The Sun is the only infinite source of energy available to us at present, and a large research effort is dedicated to the understanding and design of novel next-generation photovoltaic materials that could lead to more efficient, cheaper, and environmentally friendlier solar cells. Traditionally, the computational design of materials has been performed at zero temperature, but the properties of materials can undergo dramatic changes when temperature is included. In this project we will use quantum mechanical simulations to understand the optoelectronic properties of semiconductors for use in photovoltaics under realistic operating conditions of temperature. We will look at a range of next-generation photovoltaic materials, including perovskites and kesterites.

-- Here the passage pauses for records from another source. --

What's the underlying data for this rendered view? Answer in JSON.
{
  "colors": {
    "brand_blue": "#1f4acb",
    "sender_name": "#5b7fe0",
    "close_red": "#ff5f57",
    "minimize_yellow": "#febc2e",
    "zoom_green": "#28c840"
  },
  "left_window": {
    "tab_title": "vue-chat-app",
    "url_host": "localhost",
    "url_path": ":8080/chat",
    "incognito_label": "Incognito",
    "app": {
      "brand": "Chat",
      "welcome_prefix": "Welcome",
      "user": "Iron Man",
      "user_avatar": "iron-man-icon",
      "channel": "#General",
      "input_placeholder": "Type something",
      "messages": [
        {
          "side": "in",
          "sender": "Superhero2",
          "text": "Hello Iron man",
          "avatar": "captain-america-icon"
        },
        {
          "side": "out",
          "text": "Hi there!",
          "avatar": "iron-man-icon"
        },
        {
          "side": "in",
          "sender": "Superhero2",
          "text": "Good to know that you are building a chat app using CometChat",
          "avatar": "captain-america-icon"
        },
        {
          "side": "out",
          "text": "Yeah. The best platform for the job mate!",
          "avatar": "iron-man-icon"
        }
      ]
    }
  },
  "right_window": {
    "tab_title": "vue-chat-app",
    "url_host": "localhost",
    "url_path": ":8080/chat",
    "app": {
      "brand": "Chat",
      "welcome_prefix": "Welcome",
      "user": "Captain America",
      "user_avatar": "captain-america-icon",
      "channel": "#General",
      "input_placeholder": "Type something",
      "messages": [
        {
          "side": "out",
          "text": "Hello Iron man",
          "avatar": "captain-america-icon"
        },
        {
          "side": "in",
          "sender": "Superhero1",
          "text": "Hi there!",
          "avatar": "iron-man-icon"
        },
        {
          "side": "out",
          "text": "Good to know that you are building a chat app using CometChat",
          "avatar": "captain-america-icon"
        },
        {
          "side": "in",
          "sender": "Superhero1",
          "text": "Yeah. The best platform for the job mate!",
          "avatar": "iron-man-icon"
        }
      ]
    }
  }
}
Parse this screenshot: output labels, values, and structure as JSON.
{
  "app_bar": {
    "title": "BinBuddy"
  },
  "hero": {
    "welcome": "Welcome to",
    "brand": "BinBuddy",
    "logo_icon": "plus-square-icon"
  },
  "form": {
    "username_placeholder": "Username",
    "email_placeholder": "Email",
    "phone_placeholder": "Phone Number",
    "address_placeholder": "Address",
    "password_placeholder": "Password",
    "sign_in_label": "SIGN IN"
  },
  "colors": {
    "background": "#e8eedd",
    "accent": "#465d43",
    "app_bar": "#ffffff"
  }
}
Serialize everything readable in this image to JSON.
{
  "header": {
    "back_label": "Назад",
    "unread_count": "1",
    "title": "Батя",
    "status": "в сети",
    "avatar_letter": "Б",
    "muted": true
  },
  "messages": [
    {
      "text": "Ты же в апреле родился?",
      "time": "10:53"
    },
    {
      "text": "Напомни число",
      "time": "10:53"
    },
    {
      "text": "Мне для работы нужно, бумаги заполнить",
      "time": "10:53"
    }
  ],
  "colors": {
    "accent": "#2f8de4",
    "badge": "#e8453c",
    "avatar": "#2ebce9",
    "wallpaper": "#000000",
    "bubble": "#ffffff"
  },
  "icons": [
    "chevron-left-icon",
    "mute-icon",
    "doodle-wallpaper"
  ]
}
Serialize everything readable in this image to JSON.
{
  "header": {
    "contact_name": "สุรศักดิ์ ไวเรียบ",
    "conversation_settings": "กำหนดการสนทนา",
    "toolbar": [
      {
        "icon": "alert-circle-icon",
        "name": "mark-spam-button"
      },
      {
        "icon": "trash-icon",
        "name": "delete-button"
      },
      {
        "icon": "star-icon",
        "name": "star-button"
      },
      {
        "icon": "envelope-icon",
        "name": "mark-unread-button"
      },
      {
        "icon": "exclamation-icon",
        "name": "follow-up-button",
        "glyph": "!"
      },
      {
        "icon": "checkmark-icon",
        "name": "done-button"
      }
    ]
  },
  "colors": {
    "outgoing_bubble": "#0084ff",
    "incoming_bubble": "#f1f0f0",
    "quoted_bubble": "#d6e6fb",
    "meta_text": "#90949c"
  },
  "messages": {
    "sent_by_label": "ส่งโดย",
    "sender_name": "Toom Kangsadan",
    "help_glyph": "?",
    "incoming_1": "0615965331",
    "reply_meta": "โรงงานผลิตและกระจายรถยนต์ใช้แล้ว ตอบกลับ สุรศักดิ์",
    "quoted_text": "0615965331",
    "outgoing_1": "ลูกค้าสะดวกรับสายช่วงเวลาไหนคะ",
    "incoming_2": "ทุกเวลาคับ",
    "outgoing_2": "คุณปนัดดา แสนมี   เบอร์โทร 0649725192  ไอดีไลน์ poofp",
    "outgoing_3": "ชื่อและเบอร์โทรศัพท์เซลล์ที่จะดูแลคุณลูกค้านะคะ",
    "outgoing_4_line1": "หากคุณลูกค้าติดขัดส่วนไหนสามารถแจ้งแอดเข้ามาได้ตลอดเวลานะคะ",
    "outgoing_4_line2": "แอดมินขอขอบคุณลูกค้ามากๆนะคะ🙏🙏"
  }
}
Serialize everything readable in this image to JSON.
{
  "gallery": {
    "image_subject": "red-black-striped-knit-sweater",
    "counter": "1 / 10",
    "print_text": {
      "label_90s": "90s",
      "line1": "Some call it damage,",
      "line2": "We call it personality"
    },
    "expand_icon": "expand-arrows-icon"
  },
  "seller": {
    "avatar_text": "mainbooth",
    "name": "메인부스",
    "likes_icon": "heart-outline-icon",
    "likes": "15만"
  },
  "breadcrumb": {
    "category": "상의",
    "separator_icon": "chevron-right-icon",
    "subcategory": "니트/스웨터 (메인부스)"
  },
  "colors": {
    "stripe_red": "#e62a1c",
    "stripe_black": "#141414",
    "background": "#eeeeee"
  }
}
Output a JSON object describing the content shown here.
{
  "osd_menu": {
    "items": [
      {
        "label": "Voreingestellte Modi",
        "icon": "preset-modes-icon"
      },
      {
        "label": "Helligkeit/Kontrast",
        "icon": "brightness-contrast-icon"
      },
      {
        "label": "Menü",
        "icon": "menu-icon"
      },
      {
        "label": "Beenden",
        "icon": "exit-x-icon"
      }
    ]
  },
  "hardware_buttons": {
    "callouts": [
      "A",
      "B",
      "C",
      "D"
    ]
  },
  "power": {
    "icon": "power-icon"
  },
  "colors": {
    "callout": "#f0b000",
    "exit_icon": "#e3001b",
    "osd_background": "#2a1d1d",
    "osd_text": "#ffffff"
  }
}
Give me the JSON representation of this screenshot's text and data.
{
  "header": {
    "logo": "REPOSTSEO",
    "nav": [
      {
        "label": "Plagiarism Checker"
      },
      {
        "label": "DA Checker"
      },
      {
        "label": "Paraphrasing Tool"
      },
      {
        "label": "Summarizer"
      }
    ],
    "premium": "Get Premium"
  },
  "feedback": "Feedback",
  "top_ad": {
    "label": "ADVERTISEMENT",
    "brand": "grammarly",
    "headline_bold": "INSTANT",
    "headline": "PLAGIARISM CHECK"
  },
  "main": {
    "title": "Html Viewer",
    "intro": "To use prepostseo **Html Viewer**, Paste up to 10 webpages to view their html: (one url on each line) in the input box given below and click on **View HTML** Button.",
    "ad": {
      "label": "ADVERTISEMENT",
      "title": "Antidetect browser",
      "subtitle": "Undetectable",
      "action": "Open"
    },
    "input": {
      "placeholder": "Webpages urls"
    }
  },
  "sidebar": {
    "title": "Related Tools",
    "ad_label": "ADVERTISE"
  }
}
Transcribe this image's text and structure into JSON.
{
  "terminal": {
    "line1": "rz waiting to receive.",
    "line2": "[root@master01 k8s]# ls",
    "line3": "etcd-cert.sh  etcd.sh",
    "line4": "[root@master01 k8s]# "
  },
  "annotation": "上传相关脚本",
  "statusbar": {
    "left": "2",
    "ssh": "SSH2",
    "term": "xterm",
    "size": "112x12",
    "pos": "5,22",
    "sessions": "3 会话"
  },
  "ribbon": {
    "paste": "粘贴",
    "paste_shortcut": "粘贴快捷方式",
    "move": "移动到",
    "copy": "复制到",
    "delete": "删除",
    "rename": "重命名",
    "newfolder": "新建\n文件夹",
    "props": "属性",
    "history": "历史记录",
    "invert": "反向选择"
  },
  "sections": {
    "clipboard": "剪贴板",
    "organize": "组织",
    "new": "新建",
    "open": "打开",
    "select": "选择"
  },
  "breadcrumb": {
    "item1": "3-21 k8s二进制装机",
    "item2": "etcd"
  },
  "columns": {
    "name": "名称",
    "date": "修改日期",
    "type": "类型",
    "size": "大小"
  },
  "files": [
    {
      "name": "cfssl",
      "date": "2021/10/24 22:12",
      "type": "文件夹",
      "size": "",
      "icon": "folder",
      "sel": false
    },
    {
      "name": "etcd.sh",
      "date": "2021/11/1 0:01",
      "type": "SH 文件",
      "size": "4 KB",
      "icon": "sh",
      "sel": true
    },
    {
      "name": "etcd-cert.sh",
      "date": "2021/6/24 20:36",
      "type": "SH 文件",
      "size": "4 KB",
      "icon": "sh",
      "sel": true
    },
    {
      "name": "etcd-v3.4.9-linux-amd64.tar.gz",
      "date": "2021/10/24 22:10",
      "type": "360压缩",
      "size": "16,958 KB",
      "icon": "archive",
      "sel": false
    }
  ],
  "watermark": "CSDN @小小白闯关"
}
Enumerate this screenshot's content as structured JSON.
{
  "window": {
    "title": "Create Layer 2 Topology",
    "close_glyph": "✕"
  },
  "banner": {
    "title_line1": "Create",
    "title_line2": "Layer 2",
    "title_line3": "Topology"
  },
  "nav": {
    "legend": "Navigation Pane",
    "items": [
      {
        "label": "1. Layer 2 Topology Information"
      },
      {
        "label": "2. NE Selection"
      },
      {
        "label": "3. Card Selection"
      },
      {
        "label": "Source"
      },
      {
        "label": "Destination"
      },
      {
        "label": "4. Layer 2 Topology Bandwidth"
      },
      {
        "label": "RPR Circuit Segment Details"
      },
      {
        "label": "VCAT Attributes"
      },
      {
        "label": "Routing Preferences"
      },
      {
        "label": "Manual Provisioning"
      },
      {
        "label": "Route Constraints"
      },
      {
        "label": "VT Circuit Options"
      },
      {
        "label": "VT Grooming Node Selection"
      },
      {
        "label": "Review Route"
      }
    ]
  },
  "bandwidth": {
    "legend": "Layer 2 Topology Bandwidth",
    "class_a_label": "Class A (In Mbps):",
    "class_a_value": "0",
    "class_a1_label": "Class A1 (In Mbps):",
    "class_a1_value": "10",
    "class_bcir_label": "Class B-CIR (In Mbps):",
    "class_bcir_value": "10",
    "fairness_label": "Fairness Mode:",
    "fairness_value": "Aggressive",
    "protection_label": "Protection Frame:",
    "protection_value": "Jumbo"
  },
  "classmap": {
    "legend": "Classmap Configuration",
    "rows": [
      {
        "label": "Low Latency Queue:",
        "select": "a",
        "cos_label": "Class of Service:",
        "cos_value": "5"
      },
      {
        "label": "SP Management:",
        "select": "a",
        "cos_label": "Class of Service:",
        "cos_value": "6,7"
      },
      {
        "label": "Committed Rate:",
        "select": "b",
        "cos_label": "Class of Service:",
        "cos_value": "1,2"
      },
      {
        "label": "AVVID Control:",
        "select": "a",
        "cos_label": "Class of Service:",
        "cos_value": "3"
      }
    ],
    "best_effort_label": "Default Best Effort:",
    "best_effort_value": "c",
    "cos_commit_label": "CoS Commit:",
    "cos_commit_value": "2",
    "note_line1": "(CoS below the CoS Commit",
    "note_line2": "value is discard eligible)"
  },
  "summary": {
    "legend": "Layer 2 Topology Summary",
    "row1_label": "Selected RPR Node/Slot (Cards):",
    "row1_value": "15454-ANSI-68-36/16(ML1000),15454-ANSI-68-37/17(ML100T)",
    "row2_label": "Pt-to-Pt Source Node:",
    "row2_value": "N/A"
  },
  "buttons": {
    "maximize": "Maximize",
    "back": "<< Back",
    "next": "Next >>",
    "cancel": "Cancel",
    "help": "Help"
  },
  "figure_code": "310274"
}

Superconductivity at extreme pressures (see also Computational discovery of new superconductors with Chris Pickard in Materials Science) - Bartomeu Monserrat

Superconductivity was discovered over a century ago, but so far we have been unable to find a room temperature superconductor. Phonon-mediated superconductivity has traditionally been regarded to lead to lower critical temperatures when compared to so-called high temperature superconductors. However, it has been very recently demonstrated that a compound of hydrogen and sulfur under extreme pressures (close to those at the centre of the Earth), which is a phonon-mediated superconductor, has a critical temperature of 200 K, the highest ever recorded. In this project, we will use quantum mechanical simulations to study superconductivity in a range of materials under extreme pressures. The objective will be to understand the necessary ingredients that lead to such high critical temperatures at high pressure, and try to replicate them under ambient conditions.